Captured waste heat in Poland could provide affordable heating solutions and cleaner air to local households.
This is according to a recent study by the Institute for Energy Economics and Financial Analysis (IEEFA), that studied carbon emissions and air pollution from coal-powered plants in two Polish cities.
The study notes that current Polish energy policies make it profitable for operators to continue using coal-fired combined heat and power (CHP) plants, contributing a ‘significant’ amount of carbon dioxide emissions in the next five years.
IEEFA recommends the use of waste heat recovery (WHR) – this is capturing and transferring the waste heat as a clean energy resource, compared to polluting coal CHP plants.
Gerard Wynn, IEEFA Energy Finance Consultant, said: “The choice now is between two profitable options, where fossil-free WHR has additional, longer-term benefits for the environment, climate and investment risk.”

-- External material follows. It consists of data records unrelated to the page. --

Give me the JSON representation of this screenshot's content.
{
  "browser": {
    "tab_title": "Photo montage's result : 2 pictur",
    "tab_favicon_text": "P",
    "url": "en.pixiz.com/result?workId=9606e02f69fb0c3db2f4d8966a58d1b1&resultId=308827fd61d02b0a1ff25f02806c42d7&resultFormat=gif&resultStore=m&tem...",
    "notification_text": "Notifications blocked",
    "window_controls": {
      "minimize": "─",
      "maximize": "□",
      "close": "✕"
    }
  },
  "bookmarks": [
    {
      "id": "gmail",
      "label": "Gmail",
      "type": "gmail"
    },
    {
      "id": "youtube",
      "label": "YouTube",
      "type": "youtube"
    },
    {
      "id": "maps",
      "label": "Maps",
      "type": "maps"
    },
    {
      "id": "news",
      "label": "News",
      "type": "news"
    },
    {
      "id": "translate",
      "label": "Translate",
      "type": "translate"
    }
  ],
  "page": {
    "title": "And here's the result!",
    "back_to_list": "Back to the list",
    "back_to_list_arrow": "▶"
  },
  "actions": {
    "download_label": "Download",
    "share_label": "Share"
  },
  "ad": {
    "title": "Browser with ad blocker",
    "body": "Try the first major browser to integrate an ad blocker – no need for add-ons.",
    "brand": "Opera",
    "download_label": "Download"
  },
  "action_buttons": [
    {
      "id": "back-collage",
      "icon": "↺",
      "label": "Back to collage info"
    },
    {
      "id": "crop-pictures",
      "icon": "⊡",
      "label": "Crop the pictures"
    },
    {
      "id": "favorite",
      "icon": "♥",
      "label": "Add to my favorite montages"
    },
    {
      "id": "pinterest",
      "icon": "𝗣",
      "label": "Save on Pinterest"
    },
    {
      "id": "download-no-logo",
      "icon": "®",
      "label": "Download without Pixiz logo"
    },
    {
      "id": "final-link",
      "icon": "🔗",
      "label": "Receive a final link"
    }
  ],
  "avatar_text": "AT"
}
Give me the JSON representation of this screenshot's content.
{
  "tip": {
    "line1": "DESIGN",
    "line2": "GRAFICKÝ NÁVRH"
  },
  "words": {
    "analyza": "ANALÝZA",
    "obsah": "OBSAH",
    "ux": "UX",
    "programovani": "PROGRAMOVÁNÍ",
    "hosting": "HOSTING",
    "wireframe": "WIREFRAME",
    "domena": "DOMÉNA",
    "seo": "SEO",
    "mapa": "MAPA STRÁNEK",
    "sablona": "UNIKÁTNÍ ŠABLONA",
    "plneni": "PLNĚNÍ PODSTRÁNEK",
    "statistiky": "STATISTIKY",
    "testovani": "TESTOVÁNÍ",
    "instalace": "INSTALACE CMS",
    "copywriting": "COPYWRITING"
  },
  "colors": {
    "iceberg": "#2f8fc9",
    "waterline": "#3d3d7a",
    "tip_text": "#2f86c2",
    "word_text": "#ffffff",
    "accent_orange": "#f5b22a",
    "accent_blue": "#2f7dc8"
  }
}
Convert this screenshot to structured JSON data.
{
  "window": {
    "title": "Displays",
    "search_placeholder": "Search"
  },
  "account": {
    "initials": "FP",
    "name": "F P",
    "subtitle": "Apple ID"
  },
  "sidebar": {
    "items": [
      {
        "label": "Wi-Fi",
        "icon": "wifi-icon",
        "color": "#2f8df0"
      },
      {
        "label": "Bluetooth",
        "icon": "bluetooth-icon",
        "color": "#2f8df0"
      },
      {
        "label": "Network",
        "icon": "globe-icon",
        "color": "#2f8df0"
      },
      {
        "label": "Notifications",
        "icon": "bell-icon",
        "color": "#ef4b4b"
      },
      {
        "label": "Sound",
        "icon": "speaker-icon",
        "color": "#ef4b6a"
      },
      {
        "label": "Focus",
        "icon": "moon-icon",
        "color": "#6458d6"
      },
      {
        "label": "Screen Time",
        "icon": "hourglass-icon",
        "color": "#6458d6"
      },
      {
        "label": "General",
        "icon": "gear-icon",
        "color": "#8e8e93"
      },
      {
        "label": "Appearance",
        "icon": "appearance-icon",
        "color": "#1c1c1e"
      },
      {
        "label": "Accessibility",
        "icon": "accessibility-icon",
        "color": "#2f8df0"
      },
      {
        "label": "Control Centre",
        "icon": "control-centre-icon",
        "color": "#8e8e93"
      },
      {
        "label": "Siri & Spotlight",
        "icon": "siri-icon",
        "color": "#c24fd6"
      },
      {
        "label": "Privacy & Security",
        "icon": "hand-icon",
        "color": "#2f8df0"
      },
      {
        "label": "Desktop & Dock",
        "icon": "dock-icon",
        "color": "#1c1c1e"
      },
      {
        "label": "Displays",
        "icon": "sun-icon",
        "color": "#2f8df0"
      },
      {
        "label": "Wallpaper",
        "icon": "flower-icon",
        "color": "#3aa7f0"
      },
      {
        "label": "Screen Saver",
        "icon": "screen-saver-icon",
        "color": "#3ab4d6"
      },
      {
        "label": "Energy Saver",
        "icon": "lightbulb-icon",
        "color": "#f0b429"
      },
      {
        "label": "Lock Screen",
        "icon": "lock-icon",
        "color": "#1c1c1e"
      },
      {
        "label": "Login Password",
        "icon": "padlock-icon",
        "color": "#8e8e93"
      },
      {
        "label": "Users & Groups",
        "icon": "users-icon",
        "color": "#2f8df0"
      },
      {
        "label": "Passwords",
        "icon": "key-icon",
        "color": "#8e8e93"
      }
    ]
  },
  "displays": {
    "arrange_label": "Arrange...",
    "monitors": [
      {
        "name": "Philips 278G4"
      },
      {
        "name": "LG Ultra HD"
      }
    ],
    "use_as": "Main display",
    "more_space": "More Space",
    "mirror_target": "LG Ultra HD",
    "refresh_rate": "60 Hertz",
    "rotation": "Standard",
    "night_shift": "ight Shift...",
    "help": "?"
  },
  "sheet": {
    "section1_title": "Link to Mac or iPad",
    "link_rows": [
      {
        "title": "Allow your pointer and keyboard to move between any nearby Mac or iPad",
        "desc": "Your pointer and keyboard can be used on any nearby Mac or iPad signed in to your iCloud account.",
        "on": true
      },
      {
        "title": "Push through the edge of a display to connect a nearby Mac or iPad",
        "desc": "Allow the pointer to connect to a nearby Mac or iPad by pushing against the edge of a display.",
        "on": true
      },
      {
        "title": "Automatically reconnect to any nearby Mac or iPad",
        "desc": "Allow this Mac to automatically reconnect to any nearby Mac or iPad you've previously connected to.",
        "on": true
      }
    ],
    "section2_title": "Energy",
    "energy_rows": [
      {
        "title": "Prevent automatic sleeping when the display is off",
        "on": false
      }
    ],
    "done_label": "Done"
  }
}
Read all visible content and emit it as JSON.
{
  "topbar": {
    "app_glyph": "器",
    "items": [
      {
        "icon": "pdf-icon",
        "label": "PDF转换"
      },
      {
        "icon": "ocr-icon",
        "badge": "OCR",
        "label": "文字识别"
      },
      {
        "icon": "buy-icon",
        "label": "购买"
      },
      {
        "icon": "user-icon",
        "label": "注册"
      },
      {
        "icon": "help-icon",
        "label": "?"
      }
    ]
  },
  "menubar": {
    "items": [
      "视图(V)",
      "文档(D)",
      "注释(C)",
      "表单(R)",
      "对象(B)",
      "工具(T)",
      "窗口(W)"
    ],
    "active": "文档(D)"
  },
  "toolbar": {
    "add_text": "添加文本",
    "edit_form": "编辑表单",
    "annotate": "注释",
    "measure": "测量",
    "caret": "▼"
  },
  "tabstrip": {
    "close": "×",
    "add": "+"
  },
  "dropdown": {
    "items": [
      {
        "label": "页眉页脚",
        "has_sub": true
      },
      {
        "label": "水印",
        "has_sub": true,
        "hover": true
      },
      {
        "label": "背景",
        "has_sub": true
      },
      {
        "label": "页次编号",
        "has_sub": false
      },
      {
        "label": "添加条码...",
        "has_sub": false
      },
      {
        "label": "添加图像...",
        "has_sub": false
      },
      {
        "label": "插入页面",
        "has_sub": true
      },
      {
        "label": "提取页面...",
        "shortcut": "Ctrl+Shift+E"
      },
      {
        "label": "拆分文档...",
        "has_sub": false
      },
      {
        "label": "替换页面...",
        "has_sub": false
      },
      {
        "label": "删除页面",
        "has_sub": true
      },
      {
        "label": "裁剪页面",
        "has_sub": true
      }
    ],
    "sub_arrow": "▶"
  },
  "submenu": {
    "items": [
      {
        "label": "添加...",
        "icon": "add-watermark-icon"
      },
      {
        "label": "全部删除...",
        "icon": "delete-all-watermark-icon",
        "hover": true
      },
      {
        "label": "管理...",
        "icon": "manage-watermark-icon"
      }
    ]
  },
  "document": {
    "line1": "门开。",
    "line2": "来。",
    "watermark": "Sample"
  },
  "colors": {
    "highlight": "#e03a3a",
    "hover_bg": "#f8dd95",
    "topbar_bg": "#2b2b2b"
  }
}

IEEFA Energy Finance Analyst, Arjun Flora, said: “We conclude that national and local Polish leaders should be bolder in addressing the major energy transition taking place, and securing a domestic energy supply. Encouraging a switch from coal CHP to gas or biomass CHP, from one polluting combustion technology to slightly less-polluting ones, is too incremental. There are no dedicated policies at present to support a switch from coal CHP to WHR plants. Such support would offer better long-term value to consumers, as well as significant air quality and climate benefits to the population.”